The U.S. Department of Health and Human Services (HHS) has issued a major change to the Health Insurance Portability and Accountability Act of 1996, finalizing long-awaited modifications that extend the privacy rules to subcontractors and new language that experts say could make determining a breach easier for organizations.
The HIPAA modifications were introduced last week, finalizing proposed language changes but also adding changes that HHS says expands the requirements to business associates of healthcare providers and any entity with which they subcontract. HIPAA now covers the processors of health insurance plans and other service providers that handle personal healthcare information, such as contractors and subcontractors.
Up until now the focus has been on healthcare organizations themselves, said Kate Borten, president of The Marblehead Group, a consultancy that specializes in healthcare security. The new rule closes a serious gap in coverage, Borten said, now requiring each link in the contract and subcontract chain to be responsible for the next link.
"Finally these regulations mean that the entire chain of subcontractors is now directly liable to this federal agency and federal enforcement," Borten said. "There are so many third-party niche services provided across the entire spectrum of the healthcare delivery and the payment system, and they are frequently subcontracted multiple times."
The final rule states that healthcare organizations must ensure that business associates safeguard "electronic protected health information they create, receive, maintain, or transmit on behalf of the covered entities." HIPAA is extended to all Health Information Exchange Organizations as well as personal health record vendors that provide services to healthcare organizations, making them directly liable for violations of the requirements.
Business associates and subcontractors of all sizes have up to one year after the 180-day compliance date of March 26, to come into compliance with the provisions. HHS issued many of the changes as proposed rules in 2010, and security experts and healthcare providers have been waiting for them to be finalized. The final omnibus rule is based on statutory changes under the Health Information Technology for Economic and Clinical Health (HITECH) Act, which provides that the HHS enforces the HIPAA privacy protections.
HHS added a clarification to the final rules that explain a reportable data security breach by adding language to the definition of breach.

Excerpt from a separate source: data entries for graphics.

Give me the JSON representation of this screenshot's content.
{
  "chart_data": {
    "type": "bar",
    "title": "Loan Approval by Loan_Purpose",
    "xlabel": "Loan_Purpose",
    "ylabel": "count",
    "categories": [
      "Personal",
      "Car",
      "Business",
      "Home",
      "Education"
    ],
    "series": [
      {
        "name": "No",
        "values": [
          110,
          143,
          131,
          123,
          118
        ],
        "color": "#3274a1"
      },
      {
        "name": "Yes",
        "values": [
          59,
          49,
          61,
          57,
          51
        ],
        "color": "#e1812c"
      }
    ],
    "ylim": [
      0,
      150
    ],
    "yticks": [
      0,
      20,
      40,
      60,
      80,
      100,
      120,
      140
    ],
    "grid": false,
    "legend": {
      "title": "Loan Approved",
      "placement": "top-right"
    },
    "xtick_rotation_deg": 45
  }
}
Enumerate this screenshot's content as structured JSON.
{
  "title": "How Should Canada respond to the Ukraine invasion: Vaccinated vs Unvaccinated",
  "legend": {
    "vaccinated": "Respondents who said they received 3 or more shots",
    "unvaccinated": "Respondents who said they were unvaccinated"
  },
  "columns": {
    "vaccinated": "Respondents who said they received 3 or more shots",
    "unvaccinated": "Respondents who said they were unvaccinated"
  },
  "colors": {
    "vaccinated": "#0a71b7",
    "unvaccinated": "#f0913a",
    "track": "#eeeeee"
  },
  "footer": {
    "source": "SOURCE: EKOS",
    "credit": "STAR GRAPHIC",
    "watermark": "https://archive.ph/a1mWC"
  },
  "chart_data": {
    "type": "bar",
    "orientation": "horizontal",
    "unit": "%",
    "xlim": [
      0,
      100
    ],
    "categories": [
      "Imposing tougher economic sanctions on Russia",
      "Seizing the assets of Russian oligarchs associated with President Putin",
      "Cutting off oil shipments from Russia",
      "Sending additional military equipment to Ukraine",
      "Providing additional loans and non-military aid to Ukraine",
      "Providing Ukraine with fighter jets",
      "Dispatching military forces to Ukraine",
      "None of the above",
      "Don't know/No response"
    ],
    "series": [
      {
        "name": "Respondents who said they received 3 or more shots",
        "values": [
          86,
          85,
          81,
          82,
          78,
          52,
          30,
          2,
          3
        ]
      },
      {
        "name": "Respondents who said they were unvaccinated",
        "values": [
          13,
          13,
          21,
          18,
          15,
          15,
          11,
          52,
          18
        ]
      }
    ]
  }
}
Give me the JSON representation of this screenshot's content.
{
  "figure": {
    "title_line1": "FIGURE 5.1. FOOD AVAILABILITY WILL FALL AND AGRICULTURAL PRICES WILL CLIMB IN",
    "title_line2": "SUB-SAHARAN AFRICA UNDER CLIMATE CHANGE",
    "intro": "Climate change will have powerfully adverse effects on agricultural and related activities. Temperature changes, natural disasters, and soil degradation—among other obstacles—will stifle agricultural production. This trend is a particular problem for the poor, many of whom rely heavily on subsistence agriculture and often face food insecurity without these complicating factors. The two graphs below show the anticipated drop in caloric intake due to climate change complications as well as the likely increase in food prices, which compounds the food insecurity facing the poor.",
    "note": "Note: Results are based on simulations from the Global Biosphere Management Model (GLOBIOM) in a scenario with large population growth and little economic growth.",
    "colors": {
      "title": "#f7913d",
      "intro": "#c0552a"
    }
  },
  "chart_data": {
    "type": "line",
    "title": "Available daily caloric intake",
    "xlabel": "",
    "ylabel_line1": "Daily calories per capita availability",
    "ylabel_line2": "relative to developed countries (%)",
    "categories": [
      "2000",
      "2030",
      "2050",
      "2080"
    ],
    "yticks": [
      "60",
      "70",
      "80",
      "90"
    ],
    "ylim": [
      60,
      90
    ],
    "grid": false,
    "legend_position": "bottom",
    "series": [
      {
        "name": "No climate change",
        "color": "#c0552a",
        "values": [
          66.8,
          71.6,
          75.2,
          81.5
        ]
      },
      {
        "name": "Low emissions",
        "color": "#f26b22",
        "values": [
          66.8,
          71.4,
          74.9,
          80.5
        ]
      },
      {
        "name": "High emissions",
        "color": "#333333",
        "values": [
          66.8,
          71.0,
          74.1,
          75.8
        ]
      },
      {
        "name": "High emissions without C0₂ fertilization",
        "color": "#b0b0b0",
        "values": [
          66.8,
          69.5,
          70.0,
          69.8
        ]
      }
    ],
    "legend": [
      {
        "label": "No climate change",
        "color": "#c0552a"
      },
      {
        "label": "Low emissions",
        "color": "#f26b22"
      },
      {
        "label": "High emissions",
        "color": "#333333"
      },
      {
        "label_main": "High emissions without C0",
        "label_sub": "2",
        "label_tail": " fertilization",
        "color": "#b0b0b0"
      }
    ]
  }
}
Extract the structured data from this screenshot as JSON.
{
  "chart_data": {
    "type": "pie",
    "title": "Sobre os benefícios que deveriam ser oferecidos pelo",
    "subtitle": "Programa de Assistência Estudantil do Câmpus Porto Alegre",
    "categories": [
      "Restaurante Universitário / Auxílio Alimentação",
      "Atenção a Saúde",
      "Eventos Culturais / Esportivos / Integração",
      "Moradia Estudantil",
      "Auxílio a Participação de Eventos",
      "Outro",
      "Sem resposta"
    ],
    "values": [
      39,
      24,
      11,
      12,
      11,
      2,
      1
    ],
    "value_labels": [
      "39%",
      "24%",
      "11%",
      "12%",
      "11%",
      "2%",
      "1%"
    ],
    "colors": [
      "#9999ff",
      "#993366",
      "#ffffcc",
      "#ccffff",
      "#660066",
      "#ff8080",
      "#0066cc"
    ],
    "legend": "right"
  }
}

Under the final rules, "breach notification is necessary in all situations except those in which the covered entity or business associate, as applicable, demonstrates that there is a low probability that the protected health information has been compromised." The rules state that a risk assessment will be necessary to determine the probability that the health information was compromised.
"Breach notification is still challenging for a lot of organizations, but determining if you've had a breach should be slightly easier to do with the new language," Borten said. "Instead of trying to figure out possible harm to individuals, organizations need to focus on whether PHI has been compromised."
NEXT: Guidance Issued On Risk AssessmentsRisk assessments, as outlined by HIPPA, must consider the following four factors: the nature and extent of the protected health information involved, including the types of identifiers and the likelihood of re-identification; the unauthorized person who used the protected health information or to whom the disclosure was made; whether the protected health information was actually acquired or viewed; and the extent to which the risk to the protected health information has been mitigated.
In addition, penalties for noncompliance were increased to a maximum of $1.5 million per violation, one of the many anticipated changes.
Security experts say HIPAA enforcement has increased over the last several years with millions of dollars in fines handed down for HIPAA noncompliance in 2012. Many of the data breaches over the last year can be pinpointed to data exposure via third-party service providers and other business partners.
Protecting patient data is a serious challenge. A study issued in December by the Ponemon Institute surveyed 80 healthcare organizations and found that 94 percent had at least one data breach in the past two years.
The final HIPAA rule update also addresses the marketing of patient healthcare information. It requires healthcare organizations to gain authorization from patients to use their health information for research purposes. It also prohibits "the sale of protected health information without the express written authorization of the individual, as well as the other uses and disclosures for which the rule expressly requires the individual’s authorization."